Selling raw materials is easy. Grow the trees, harvest the crops, mine or extract the minerals, chuck them onto a truck, train or boat and sell them to some other company (often in a different country). There’ll always be demand for raw materials like wood, stone, coal or raw food products but the problem with this industry is the return on investment will always be at it’s lowest. The best way for a raw materials company to make a lot more money is to go to the next level.
Even-length planks of wood are worth a lot more than tree trunks that have just been chopped down. Businesses that originally start by selling logs will soon learn to go the extra mile and cut the wood into more usable pieces which allow them to sell their products for many times more than they’d get for raw logs. This applies to any raw material – take it to the next step of the product creation chain and you’ll make more money selling it (usually exponentially more).
What you see in developing countries is that they’ll slowly move from selling raw materials, onto manufacturing and end up selling the actual consumer products. The amount of wood used to build a nice table or desk is tiny compared to the price at which you can sell the furniture.

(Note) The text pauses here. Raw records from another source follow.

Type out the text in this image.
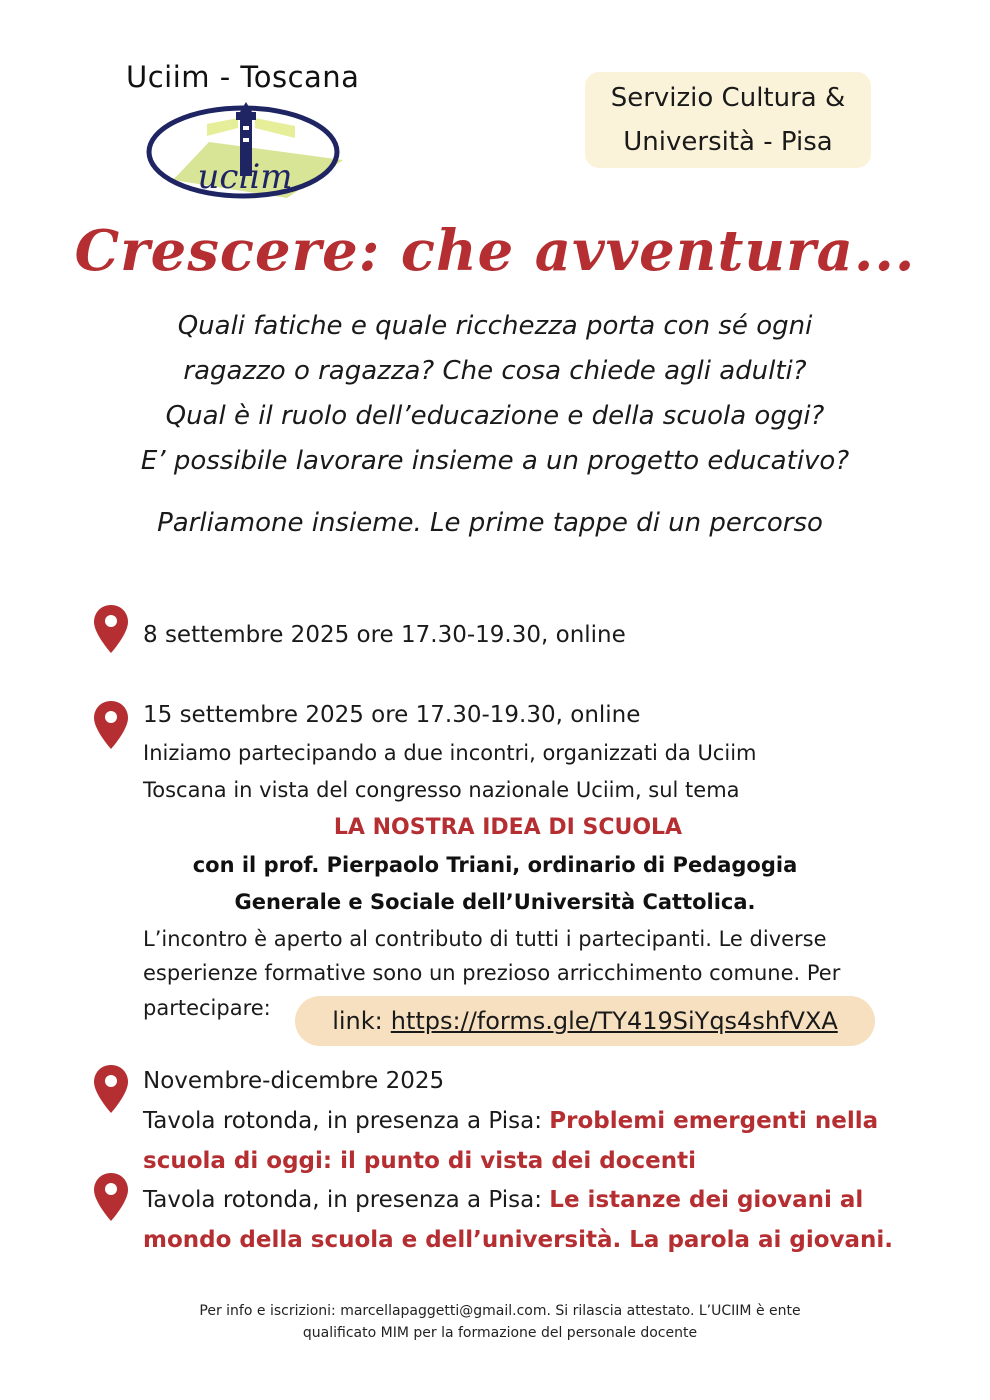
Uciim - Toscana
uciim
Servizio Cultura &
Università - Pisa
Crescere: che avventura...
Quali fatiche e quale ricchezza porta con sé ogni
ragazzo o ragazza? Che cosa chiede agli adulti?
Qual è il ruolo dell’educazione e della scuola oggi?
E’ possibile lavorare insieme a un progetto educativo?
Parliamone insieme. Le prime tappe di un percorso
8 settembre 2025 ore 17.30-19.30, online
15 settembre 2025 ore 17.30-19.30, online
Iniziamo partecipando a due incontri, organizzati da Uciim
Toscana in vista del congresso nazionale Uciim, sul tema
LA NOSTRA IDEA DI SCUOLA
con il prof. Pierpaolo Triani, ordinario di Pedagogia
Generale e Sociale dell’Università Cattolica.
L’incontro è aperto al contributo di tutti i partecipanti. Le diverse
esperienze formative sono un prezioso arricchimento comune. Per
partecipare:	link: https://forms.gle/TY419SiYqs4shfVXA
Novembre-dicembre 2025
Tavola rotonda, in presenza a Pisa: Problemi emergenti nella
scuola di oggi: il punto di vista dei docenti
Tavola rotonda, in presenza a Pisa: Le istanze dei giovani al
mondo della scuola e dell’università. La parola ai giovani.
Per info e iscrizioni: marcellapaggetti@gmail.com. Si rilascia attestato. L’UCIIM è ente
qualificato MIM per la formazione del personale docente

The amount of profit a company would pocket by selling desks instead of planks of wood doesn’t compare to the profit levels available to companies that are selling information instead of physical products. The world’s leading economies are no longer selling raw materials or even finished consumer goods. The money is now in selling information.
Creating a good software product may take many months of development, but once that has been done the finished product can be sold on CD/DVD or downloaded off the Interent for almost 100% profit (yes, there are still overhead costs but the thing to realise is it’s information that’s being purchased, not physical goods which require raw materials and labor for each and every sale).
More and more successful businesses are being started these days on the Internet by selling information not physical products. The start up costs are low, the scalability is huge and the market is only growing larger as more and more countries enter this new sphere.